Поручик еле слышным голосом перебил молчание.

— Настенька, чего невесела? Сегодня воскресенье. На дворе весна, в лесу — божья благодать, на полянах — веселые подснежники.

Настя удивленно повела бровями.

— Ну и что же из того?

— В лесу, Настенька, грусть-тоску как рукой с души снимает.

Настя спокойно улыбнулась, урезонила поручика:

— Для меня нипочем, а для вас зазорно со мной через весь посад идти. Офицер. А я кто? Не по душе мне та прогулка.

Упорство Насти накаляло чувства поручика. С каждым днем он все настойчивее добивался ее расположения. И, как прежде, без успеха. Тогда поручик отважился сказать решительное слово.

— Нам, Настенька, ничто не мешает соединиться. Будь моей женой.

Настя долго смотрела на поручика. В прищуренных глазах — сожаление и участие. Впервые назвала поручика по имени.

— Хороший и, видно, душевный человек вы, Алексей Павлович. Только не одна дорожка у нас пролегла с вами…

— Почему же, Настенька? Я от всего сердца предлагаю.

Настя выпрямилась. В ее голосе послышалось гордое достоинство.

— Знаю. Не потому не одна дорожка, что разные мы с вами, что у вас белая кость. Каждый должен себе цену иметь. И я имею. Не боюсь, что подомнете меня. А вот полюбить вас, когда в сердце заноза, кою не вырвешь, не сумею. А жить так, без искорки, не могу.

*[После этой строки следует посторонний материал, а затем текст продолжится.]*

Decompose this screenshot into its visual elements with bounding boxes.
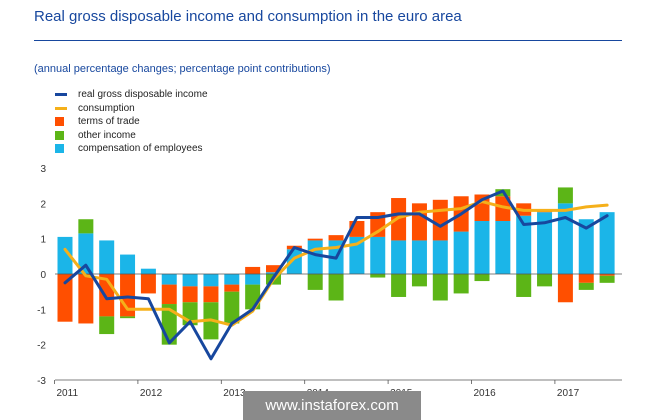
legend-label: compensation of employees [78,143,203,155]
bar-compensation-of-employees [266,272,281,274]
bar-terms-of-trade [557,274,573,303]
bar-other-income [328,274,344,301]
bar-compensation-of-employees [99,240,115,274]
legend-item-compensation: compensation of employees [55,142,208,156]
bar-terms-of-trade [578,274,594,283]
legend-swatch-other-income [55,130,64,140]
y-tick-label: 3 [40,164,46,175]
bar-compensation-of-employees [474,221,490,274]
chart-title: Real gross disposable income and consump… [34,8,462,25]
bar-other-income [78,219,94,234]
legend-swatch-disposable-income [55,93,67,97]
bar-other-income [537,274,553,287]
bar-compensation-of-employees [537,212,553,274]
line-real-gross-disposable-income [63,189,609,361]
bar-other-income [453,274,469,294]
y-tick-label: -2 [37,341,46,352]
legend-label: terms of trade [78,116,140,128]
bar-compensation-of-employees [516,215,532,274]
bar-compensation-of-employees [307,240,323,274]
legend-swatch-terms-of-trade [55,117,64,127]
bar-terms-of-trade [599,274,615,276]
bar-terms-of-trade [140,274,156,294]
x-tick-label: 2017 [557,388,580,399]
y-tick-label: 0 [40,270,46,281]
legend-label: consumption [78,102,135,114]
y-tick-label: 2 [40,199,46,210]
legend-item-terms-of-trade: terms of trade [55,115,208,129]
bar-compensation-of-employees [57,236,73,274]
bar-other-income [578,282,594,290]
bar-terms-of-trade [328,235,344,241]
x-tick-label: 2016 [474,388,497,399]
bar-compensation-of-employees [78,233,94,274]
bar-terms-of-trade [57,274,73,322]
legend-swatch-consumption [55,106,67,110]
x-tick-label: 2013 [223,388,246,399]
bar-terms-of-trade [161,284,177,305]
bar-terms-of-trade [203,286,219,303]
x-tick-label: 2011 [57,388,79,399]
y-tick-label: -1 [37,305,46,316]
bar-terms-of-trade [495,196,511,221]
legend-label: real gross disposable income [78,89,208,101]
bar-other-income [411,274,427,287]
bar-compensation-of-employees [557,203,573,274]
x-tick-label: 2012 [140,388,163,399]
bar-compensation-of-employees [370,236,386,274]
bar-other-income [99,316,115,335]
bar-compensation-of-employees [495,221,511,274]
bar-other-income [120,316,136,319]
bar-compensation-of-employees [349,236,365,274]
bar-other-income [391,274,407,297]
bar-terms-of-trade [182,286,198,303]
legend-swatch-compensation [55,144,64,154]
bar-other-income [599,275,615,283]
bar-compensation-of-employees [432,240,448,274]
bar-terms-of-trade [78,274,94,324]
bar-compensation-of-employees [391,240,407,274]
bar-compensation-of-employees [453,231,469,274]
line-consumption [63,200,609,327]
bar-terms-of-trade [245,266,261,274]
chart-subtitle: (annual percentage changes; percentage p… [34,63,331,75]
bar-compensation-of-employees [182,274,198,287]
bar-terms-of-trade [307,238,323,241]
bar-other-income [557,187,573,204]
bar-other-income [432,274,448,301]
legend: real gross disposable income consumption… [55,88,208,156]
bar-compensation-of-employees [224,274,240,285]
bar-compensation-of-employees [599,212,615,274]
bar-terms-of-trade [266,265,281,273]
bar-compensation-of-employees [203,274,219,287]
y-tick-label: -3 [37,376,46,387]
legend-item-consumption: consumption [55,102,208,116]
bar-terms-of-trade [224,284,240,292]
title-rule [34,40,622,41]
bar-compensation-of-employees [140,268,156,274]
legend-item-disposable-income: real gross disposable income [55,88,208,102]
bar-other-income [370,274,386,278]
bar-compensation-of-employees [245,274,261,285]
legend-label: other income [78,129,136,141]
bar-other-income [516,274,532,297]
bar-compensation-of-employees [161,274,177,285]
legend-item-other-income: other income [55,129,208,143]
watermark: www.instaforex.com [243,391,421,420]
bar-other-income [224,291,240,324]
bar-terms-of-trade [432,199,448,241]
y-tick-label: 1 [40,235,46,246]
bar-other-income [307,274,323,290]
bar-compensation-of-employees [578,219,594,274]
bar-compensation-of-employees [120,254,136,274]
bar-other-income [474,274,490,282]
bar-compensation-of-employees [411,240,427,274]
bar-terms-of-trade [411,203,427,241]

Поручик несколько отступился от Насти. Много дней ходил живой тенью. От рассеянности послабление в службе допустил. Из-под караула сбежали пятеро арестованных мастеровых, перемахнули через границу к киргиз-кайсакам. Поручик получил строгое наказание от воинской команды — на два года растягивался срок представления к присвоению очередного звания.

Среди барнаульской горной знати злой зимней поземкой поползли пересуды: «Синяков с ума свихнул — вознамерился на бергайеровой женке ожениться. Недостойно офицеру так себя вести. Служанка — не ровня ему. Хотя и разведена, а муж-то ее жив…»

Поручик почему-то, что ни день, сильнее уверовал: не говорила Настя слов отказа. Сон все это, не больше. Лишь после вторичного пылкого объяснения поручик убедился, что Настя создана не для него.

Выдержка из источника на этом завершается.